Todo a su alrededor se desdibujó, dejando solo a ellos dos y el sonido del agua corriendo.

Isabella echó un vistazo a Sebastián, cautivada por su expresión concentrada. Su corazón comenzó a acelerarse.

Rápidamente bajó la mirada, sin atreverse a mirar a Sebastián de nuevo.

—Está bien— Sebastián cerró el grifo y secó suavemente la mano de Isabella con una toalla.

—Gracias, señor Landon— dijo Isabella suavemente.

—De nada— respondió Sebastián, con voz gentil.

Él levantó la vista hacia Isabella, su mirada profunda.

Isabella se sintió incómoda bajo su mirada y rápidamente bajó la cabeza.

—Puedes irte ahora— dijo Sebastián.

Isabella se sintió aliviada y se dio la vuelta para irse.

—Espera— Sebastián llamó de repente.

Isabella se detuvo, mirándolo con confusión.

Sebastián se acercó a ella y sacó un pequeño ungüento de su bolsillo, entregándoselo.

—Toma, usa esto— dijo.

—Gracias, señor Landon— Isabella tomó el ungüento y salió de la oficina.

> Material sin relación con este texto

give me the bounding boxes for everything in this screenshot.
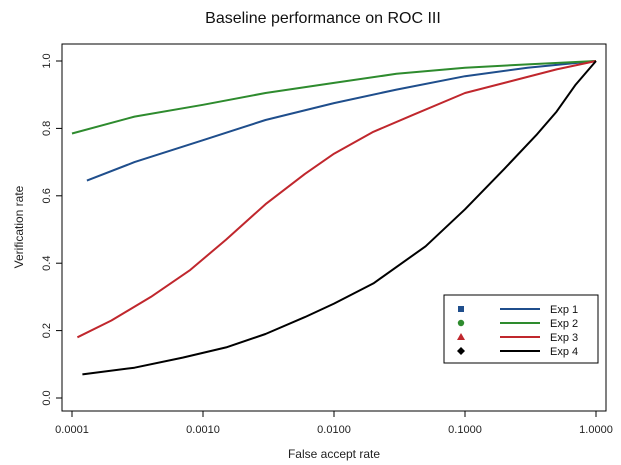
series-line-exp-4 xyxy=(82,60,597,376)
x-tick-label: 0.0001 xyxy=(55,424,89,436)
legend-label-exp-4: Exp 4 xyxy=(550,346,578,358)
y-tick-label: 0.6 xyxy=(41,188,53,203)
x-tick-label: 0.0100 xyxy=(317,424,351,436)
y-tick-label: 0.0 xyxy=(41,390,53,405)
legend-marker-exp-3 xyxy=(457,333,465,340)
series-lines xyxy=(71,60,597,376)
legend-label-exp-2: Exp 2 xyxy=(550,318,578,330)
y-tick-label: 0.2 xyxy=(41,323,53,338)
y-axis-label: Verification rate xyxy=(12,185,26,268)
x-axis-label: False accept rate xyxy=(288,447,380,461)
series-line-exp-1 xyxy=(86,60,597,182)
legend-marker-exp-2 xyxy=(457,319,465,327)
x-tick-label: 0.0010 xyxy=(186,424,220,436)
y-tick-label: 0.4 xyxy=(41,256,53,271)
y-tick-label: 1.0 xyxy=(41,53,53,68)
legend-marker-exp-1 xyxy=(458,306,464,312)
chart-title: Baseline performance on ROC III xyxy=(205,10,441,27)
legend-marker-exp-4 xyxy=(457,347,465,355)
legend-label-exp-1: Exp 1 xyxy=(550,304,578,316)
legend: Exp 1 Exp 2 Exp 3 Exp 4 xyxy=(443,294,599,364)
y-tick-label: 0.8 xyxy=(41,121,53,136)
x-tick-label: 1.0000 xyxy=(579,424,613,436)
axis-ticks: 0.0001 0.0010 0.0100 0.1000 1.0000 0.0 0.2 0.4 0… xyxy=(41,53,613,436)
x-tick-label: 0.1000 xyxy=(448,424,482,436)
legend-label-exp-3: Exp 3 xyxy=(550,332,578,344)
series-line-exp-2 xyxy=(71,60,597,135)
series-line-exp-3 xyxy=(76,60,597,339)
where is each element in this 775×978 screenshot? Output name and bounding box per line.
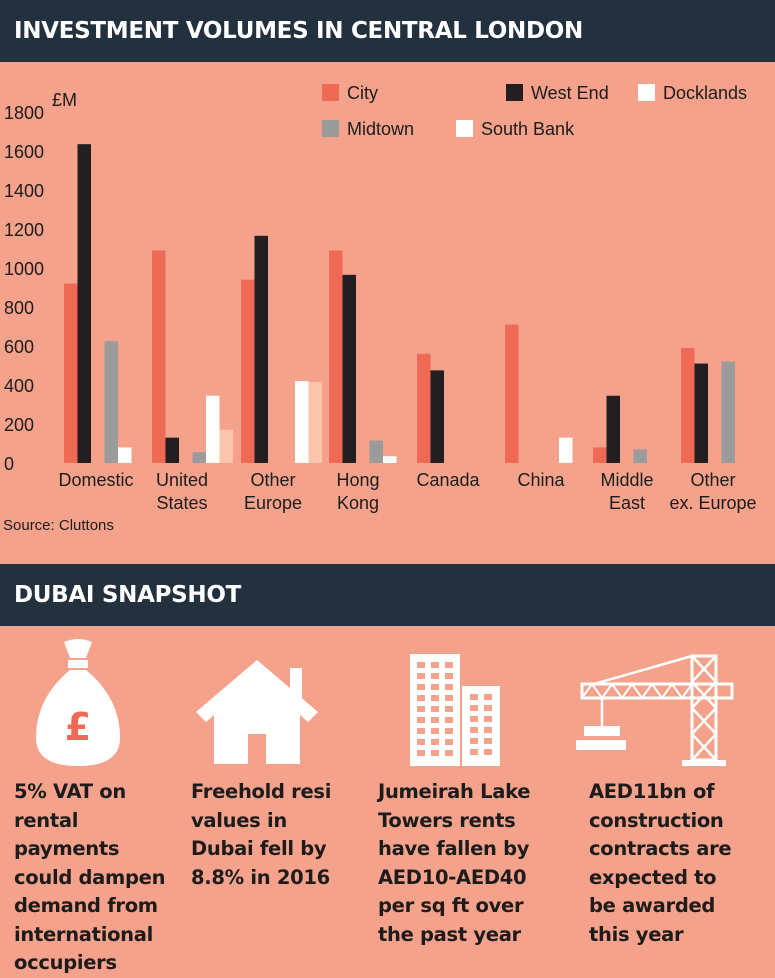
bar: [254, 235, 268, 463]
source-note: Source: Cluttons: [3, 517, 114, 534]
legend: City West End Docklands Midtown South Bank: [322, 83, 747, 139]
svg-text:£: £: [65, 705, 91, 749]
crane-icon: [576, 654, 734, 766]
y-tick-label: 1200: [4, 220, 44, 240]
bar: [192, 452, 206, 463]
x-tick-label: Other: [690, 470, 735, 490]
y-tick-label: 1600: [4, 142, 44, 162]
bar: [342, 274, 356, 463]
legend-swatch: [322, 120, 339, 137]
bar: [430, 370, 444, 463]
y-tick-label: 1400: [4, 181, 44, 201]
skyscraper-icon: [410, 654, 500, 766]
bar: [165, 437, 179, 463]
bar: [219, 429, 233, 463]
bar: [559, 437, 573, 463]
snapshot-text-freehold: Freehold resi values in Dubai fell by 8.8% …: [191, 780, 332, 889]
x-tick-label: Europe: [244, 493, 302, 513]
x-tick-label: Canada: [416, 470, 480, 490]
bar: [606, 395, 620, 463]
y-tick-label: 600: [4, 337, 34, 357]
x-tick-label: East: [609, 493, 645, 513]
bar: [329, 250, 343, 463]
x-tick-label: ex. Europe: [669, 493, 756, 513]
legend-swatch: [638, 84, 655, 101]
legend-label: City: [347, 83, 378, 103]
bar: [77, 144, 91, 464]
x-tick-label: Other: [250, 470, 295, 490]
bar: [118, 447, 132, 463]
bar: [295, 381, 309, 463]
bar: [308, 382, 322, 463]
y-tick-label: 1000: [4, 259, 44, 279]
y-tick-label: 800: [4, 298, 34, 318]
bar: [241, 279, 255, 463]
legend-swatch: [506, 84, 523, 101]
y-tick-label: 200: [4, 415, 34, 435]
bar: [593, 447, 607, 463]
chart-title: INVESTMENT VOLUMES IN CENTRAL LONDON: [0, 0, 775, 62]
x-tick-label: Domestic: [58, 470, 133, 490]
x-tick-label: United: [156, 470, 208, 490]
legend-swatch: [322, 84, 339, 101]
y-axis: £M 0 200 400 600 800 1000 1200 1400 1600 1800: [4, 90, 77, 474]
x-tick-label: States: [156, 493, 207, 513]
legend-label: Midtown: [347, 119, 414, 139]
bar: [104, 341, 118, 463]
bar: [721, 361, 735, 463]
section-title: DUBAI SNAPSHOT: [0, 564, 775, 626]
bar: [152, 250, 166, 463]
x-tick-label: China: [517, 470, 565, 490]
bar: [681, 347, 695, 463]
y-tick-label: 0: [4, 454, 14, 474]
x-axis-labels: Domestic United States Other Europe Hong Kong C…: [58, 470, 756, 513]
money-bag-icon: £: [36, 639, 120, 766]
house-icon: [196, 660, 318, 764]
snapshot-text-jlt: Jumeirah Lake Towers rents have fallen by A…: [378, 780, 531, 946]
x-tick-label: Kong: [337, 493, 379, 513]
y-tick-label: 1800: [4, 103, 44, 123]
bar: [64, 283, 78, 463]
bar: [206, 395, 220, 463]
y-tick-label: 400: [4, 376, 34, 396]
legend-swatch: [456, 120, 473, 137]
x-tick-label: Hong: [336, 470, 379, 490]
legend-label: South Bank: [481, 119, 575, 139]
snapshot-text-vat: 5% VAT on rental payments could dampen dema…: [14, 780, 166, 974]
legend-label: Docklands: [663, 83, 747, 103]
bar: [633, 449, 647, 463]
legend-label: West End: [531, 83, 609, 103]
bar: [694, 363, 708, 463]
bar: [417, 353, 431, 463]
bar: [369, 440, 383, 463]
bars: [64, 144, 735, 464]
snapshot-text-construction: AED11bn of construction contracts are expec…: [589, 780, 732, 946]
bar: [383, 456, 397, 463]
bar-chart: £M 0 200 400 600 800 1000 1200 1400 1600 1800 Dome…: [4, 83, 757, 513]
bar: [505, 324, 519, 463]
x-tick-label: Middle: [600, 470, 653, 490]
y-unit-label: £M: [52, 90, 77, 110]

Tan pronto como salió, vio a Laura Jones y Vanessa paradas en la puerta, mirándola con mala intención.

—¿No es esta Isabella?— dijo Laura sarcásticamente. —¿Qué hacías en la oficina del señor Landon?

—Yo...— balbuceó Isabella, sin saber cómo explicarse.

Laura insistió. —¿Qué derecho tiene una pasante como tú de estar en la oficina del señor Landon?

—Yo...— tartamudeó Isabella, sin encontrar las palabras.

—¿Robaste algo?— Vanessa añadió leña al fuego.

—¡No lo hice!— protestó Isabella en voz alta.

Laura se burló. —Entonces, ¿por qué estás tan nerviosa? ¡Creo que solo te sientes culpable!